Carpooling considered for congestion
The ARTM has been asked by the transport ministry to set up a carpooling system to reduce the congestion inevitably coming when the REM construction and the L-H-Lafontaine tunnel work overlap. But why make this a temporary measure? I know some American cities have permanent carpooling lanes and a culture called slugging has grown up around it. Montreal may be attaining that kind of size and sprawl.
Blork 11:17 on 2020-01-14 Permalink
Unfortunately I don’t see slugging culture working very well here.
For one thing, it won’t be allowed to form and grow on its own, organically. Instead, some bureaucrat will be put in charge of it and a few million dollars will be spent on creating nonsensical signs, formulating rules that are hard to understand, and a Sid Lee campaign full of cutesy stick figures with love hearts for heads will be created with posters plastered all over the Metro and buses.
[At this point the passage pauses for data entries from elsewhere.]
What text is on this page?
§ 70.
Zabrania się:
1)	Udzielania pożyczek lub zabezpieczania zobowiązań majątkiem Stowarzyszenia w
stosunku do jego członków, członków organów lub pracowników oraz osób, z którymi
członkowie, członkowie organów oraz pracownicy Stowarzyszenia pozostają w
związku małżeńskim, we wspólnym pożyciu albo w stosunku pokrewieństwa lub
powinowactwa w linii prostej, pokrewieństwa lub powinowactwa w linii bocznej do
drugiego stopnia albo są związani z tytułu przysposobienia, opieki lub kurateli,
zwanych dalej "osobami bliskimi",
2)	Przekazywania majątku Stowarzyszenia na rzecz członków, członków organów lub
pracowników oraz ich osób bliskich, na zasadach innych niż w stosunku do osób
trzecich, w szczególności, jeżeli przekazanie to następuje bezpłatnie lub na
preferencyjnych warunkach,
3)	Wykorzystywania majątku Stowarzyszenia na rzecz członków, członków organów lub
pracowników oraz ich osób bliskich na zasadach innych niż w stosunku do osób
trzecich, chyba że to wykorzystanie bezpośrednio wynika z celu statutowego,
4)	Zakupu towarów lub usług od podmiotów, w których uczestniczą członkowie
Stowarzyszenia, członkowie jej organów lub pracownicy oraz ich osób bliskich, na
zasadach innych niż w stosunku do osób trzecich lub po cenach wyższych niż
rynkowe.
60% of cars will be disqualified for arbitrary reasons (no SUVs, no lone male drivers, no two-door vehicles, etc.) and anyone wanting to be a slug driver will have to apply for a slug sticker via a badly formed web site using outdated scripting that fails on most browsers (either that or bleeding-edge scripting that fails on most browsers). They will have to figure out which of seven categories they fit into and choose one of four incomprehensible “plans” they want to belong to. Then they’ll have to pass a series of tests and electronically agree to a 14-point (and 120 sub-point) terms of service agreement. Commuters who want to slug as passengers will also have to pass a similar battery of tests and agreements, plus they will have to specify where they will wait for their slug ride, under threat of fines if they ever wait anywhere else.
All users (drivers or passengers) will need to go to Berri/UQAM to get a photo-ID created between the hours of 10AM and 4PM, Monday to Friday.
Nope.
Raymond Lutz 11:40 on 2020-01-14 Permalink
Blork, vous oubliez le système de notation mutuelle pour évaluer la qualité du voyage, la compagnie des autres sluggers, la propreté du véhicule et l’entrain de son conducteur. Technocrates are everywhere.
Bill Binns 12:14 on 2020-01-14 Permalink
What Brick said but he forgot about the taxi drivers going bananas once again because people have been given another method of getting around.
I don’t see the Montreal cops doing the massive enforcement that an effective carpool lane program needs. That swiftly flowing lane presents a massive temptation to drivers sitting in gridlock without the required number of passengers. Montreal drivers do not handle temptation well. There has to be a very real possibility of a $500+ fine to keep people out of that lane. This means it has to be possible to pull cars over and write tickets during peak traffic without making things even worse.
walkerp 13:13 on 2020-01-14 Permalink
These comments are all too depressingly accurate. Some things really are insanely backwards here. I don’t drive on the regular so never really realized that there aren’t HOV lanes here. This is the equivalent of not having garbage cans where you sort by type. Dark ages, man.
Kate 14:47 on 2020-01-14 Permalink
Blork, hilarious genius comment.
Ephraim 15:02 on 2020-01-14 Permalink
A camera enforcement system… working or not… would be a great deterrent. About a camera every 100m or so. Heck, if you do mail people the tickets, you could likely pay for a new roof on the stadium just from those tickets.
mare 17:56 on 2020-01-14 Permalink
There are carpool lanes in Quebec. I know at least one in on the 15 North in Laval. No idea how/if they enforce it, probably by cop cars running after you.
Ian 19:47 on 2020-01-14 Permalink
Also on the 20 and on Sources. This is a not a new issue or solution, just the idea of the city sticking its fingers in that pie is new. Like Blork I have my doubts.
John B 09:59 on 2020-01-15 Permalink
I believe strong enforcement and a requirement for 3+ people have been identified as factors in making Slugging a thing in Washington.
As for enforcement, there has been at least some of the Montreal-area ones.
Michael Black 10:07 on 2020-01-15 Permalink
At one point, reserved lanes here didn’t have much limitation. So a taxi was allowed if there was a passenger. It made no sense, and I wrote Richard Holden at the time, and the fact that I never got an answer made me dismiss his value as an MNA.
I don’t know if that’s changed.
Ian 11:30 on 2020-01-15 Permalink
Taxis are definitely allowed if they have a fare. The lane on the 20 seems to be mostly full of cabs bringing fares into town from the airport whenever I’m around there. I only carpool with one passenger as our schedules match up which isn’t always the case in my line of work, so we can’t go in the reserved lane but whatever, the traffic’s not that bad at the time of day we are there.